Пилат подробнейшим образом рассказал ему о ходе и исходе этого восстания. Потом припомнились многие другие события, происходившие в Иудее, когда Понтий был там прокуратором. Совместных воспоминаний оказалось так много, что они не могли быть исчерпаны беседой на морском берегу. Решили встретиться на следующий день за столом у Пилата. И опять друзья предались воспоминаниям о том времени, когда они еще молодыми людьми жили в этой варварской Иудее. Больше говорил хозяин стола Пилат — собеседник все интересовался подробностями его административной и судебной деятельности в те бурные годы, и надо было удовлетворять его любознательность. Пилат рассказывал, в частности, о том, как ему приходилось утверждать смертные приговоры, выносившиеся еврейским судилищем:

— Сто раз толпы иудеев, богатых и бедных, со священниками во главе, обступали мое кресло из слоновой кости и, цепляясь за полы моей тоги и за ремни сандалий, с пеной у рта взывали ко мне, требуя казни какого-нибудь несчастного, за которым я не находил никакой вины и который был в моих глазах таким же безумцем, как и его обвинители. Что я говорю, сто раз! Так бывало ежедневно, ежечасно… Вначале я пробовал воздействовать на них; я пытался вырвать несчастную жертву из их рук. Но мое человеколюбие еще больше раздражало их[126].
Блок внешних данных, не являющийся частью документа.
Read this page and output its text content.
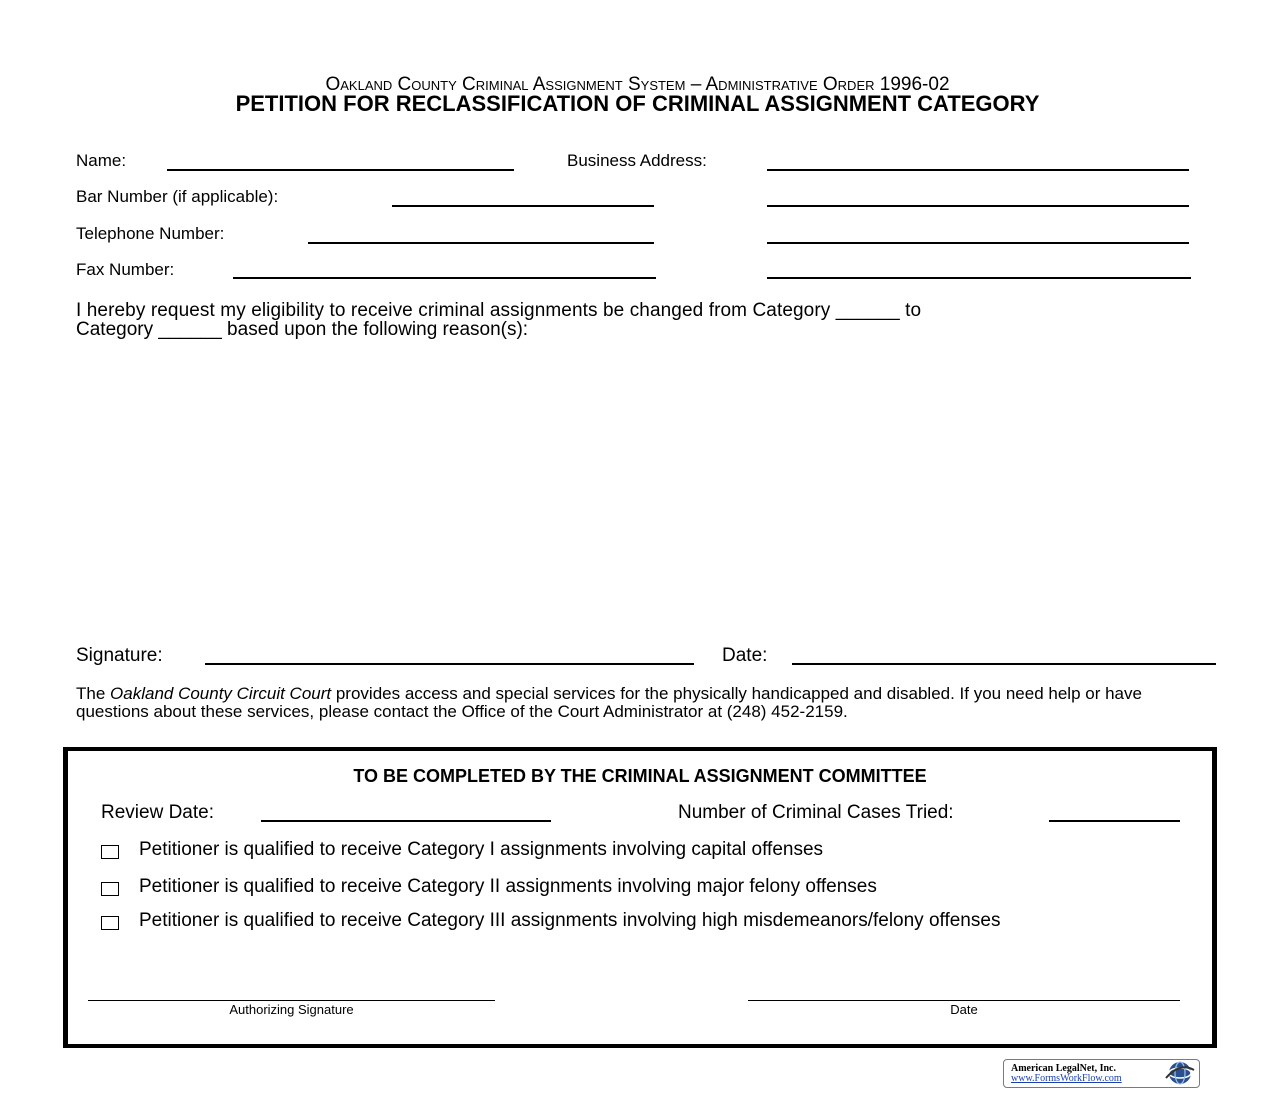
Oakland County Criminal Assignment System – Administrative Order 1996-02
PETITION FOR RECLASSIFICATION OF CRIMINAL ASSIGNMENT CATEGORY
Name:	Business Address:
Bar Number (if applicable):
Telephone Number:
Fax Number:
I hereby request my eligibility to receive criminal assignments be changed from Category ______ to
Category ______ based upon the following reason(s):
Signature:	Date:
The Oakland County Circuit Court provides access and special services for the physically handicapped and disabled. If you need help or have questions about these services, please contact the Office of the Court Administrator at (248) 452-2159.
TO BE COMPLETED BY THE CRIMINAL ASSIGNMENT COMMITTEE
Review Date:	Number of Criminal Cases Tried:
Petitioner is qualified to receive Category I assignments involving capital offenses
Petitioner is qualified to receive Category II assignments involving major felony offenses
Petitioner is qualified to receive Category III assignments involving high misdemeanors/felony offenses
Authorizing Signature	Date
American LegalNet, Inc.
www.FormsWorkFlow.com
Это очень похоже на евангельские сообщения о суде над Иисусом. И читая у Франса этот монолог Пилата, ждешь того, что вот-вот он вспомнит об одном из таких несчастных, которых вынужден был отдать на расправу фанатичным «фарисеям и книжникам». Но как раз об этом, самом выдающемся, имевшем наиболее важные последствия, случае Понтий не вспоминает…

Разговор переходит на другие объекты. Ламия рассказывает об одной еврейке-танцовщице исключительной красоты и обаяния — он был в нее влюблен. Роман их кончился неожиданным образом:

— Однажды она исчезла и больше не возвращалась… Несколько месяцев спустя я случайно узнал, что она примкнула к кучке мужчин и женщин, которые следовали за молодым чудотворцем из Галилеи…[127]. Речь идет, судя по всему, о Марии Магдалине. А «молодой чудотворец из Галилеи», конечно, Иисус Христос? Так и есть:

— …Он называл себя Иисусом Назореем и впоследствии был распят за какое-то преступление. Понтий, ты не помнишь этого человека?

«Понтий Пилат нахмурил брови и потер рукою лоб, пробегая мыслью минувшее. Немного помолчав, он прошептал:

— Иисус? Назорей? Не помню»[128].

Оппонент. Вы не находите, что, может быть, Анатоль Франс дал здесь то правильное решение проблемы, которого никак до сих пор не могут найти специалисты-историки?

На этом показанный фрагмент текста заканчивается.